The past two years have been tough on Pay Cable TV. In 2010 alone, the industry saw over two million video subscribers drop their subscriptions. While certainly not great news, there was a silver lining. In the same seven quarters, Cable High Speed Internet (HSI) gains more than compensated for Pay TV losses.
Has Cable been in the wrong business all these years?
Following that same trend, Time Warner Cable today announced that it had lost another 66,000 Pay TV subscribers in the first quarter. The good news? It added 177,000 broadband subscribers.
We've heard (and indeed, have been saying) for so long that traditional Service Providers were threatened with "disintermediation" and risked being relegated to the role of a "dumb pipe." I, along with many analysts, have advised Service Providers to avoid this trap at all costs.
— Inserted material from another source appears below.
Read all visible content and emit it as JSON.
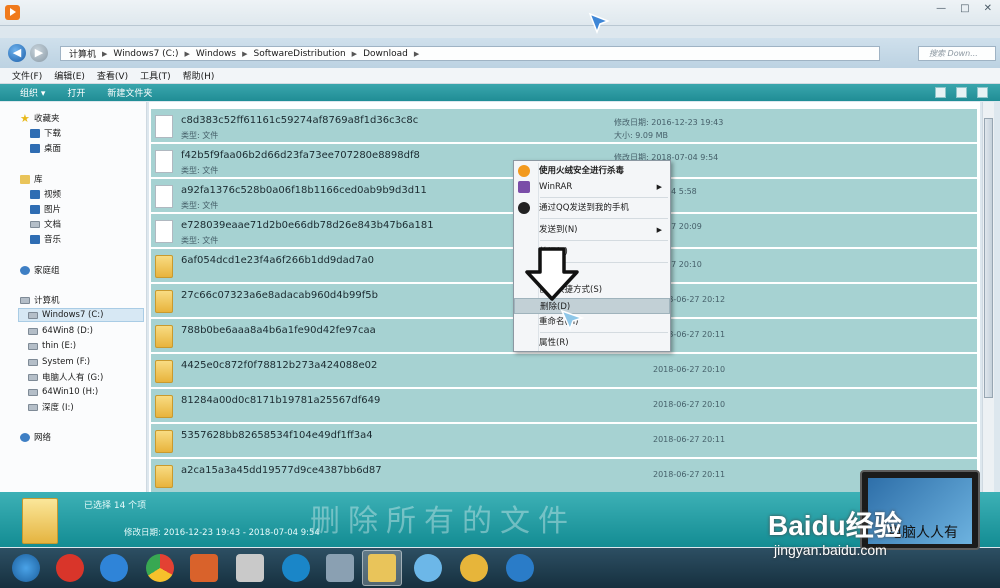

But in retrospect, is being a "dumb pipe" such a bad idea?
High Growth, High Margin
As Pay TV subscribers (and margins) continue to dwindle, Cable Broadband profitability is growing. Our analysis shows that HSI margins are anywhere from 70% to 110% higher than Pay TV (depending on whether or not advertising is included in the calculation). Broadband is likewise changing the face of the "traditional" Cable bundle. In 2008, Video contributed 59% to Cable's Revenues. In 2010, the number was 53%.
TWC's CEO Glen Britt told analysts on the company's Q1'11 earnings call that the company is rethinking the role of broadband in the company's portfolio. "High-speed data is quickly becoming the anchor product in the eyes of our customers," he said.
Don't reprint those business cards quite yet
While on the surface it may seem like a no-brainer, doubling down on broadband may not be the best long-term strategy for Cable.
As a highly commoditized consumer offering, it is extraordinarily challenging to differentiate, and is one easily duplicated by competitors. Furthermore, prospects for increased ARPUs in fixed broadband are decidedly limited, as few have been able to successfully monetize incremental bandwidth offerings.
To be sure, it's doubtful that any MSO would abandon its core TV offering. But as Cable ponders its next move on the OTT front, it should be of some comfort that broadband continues to take up the slack.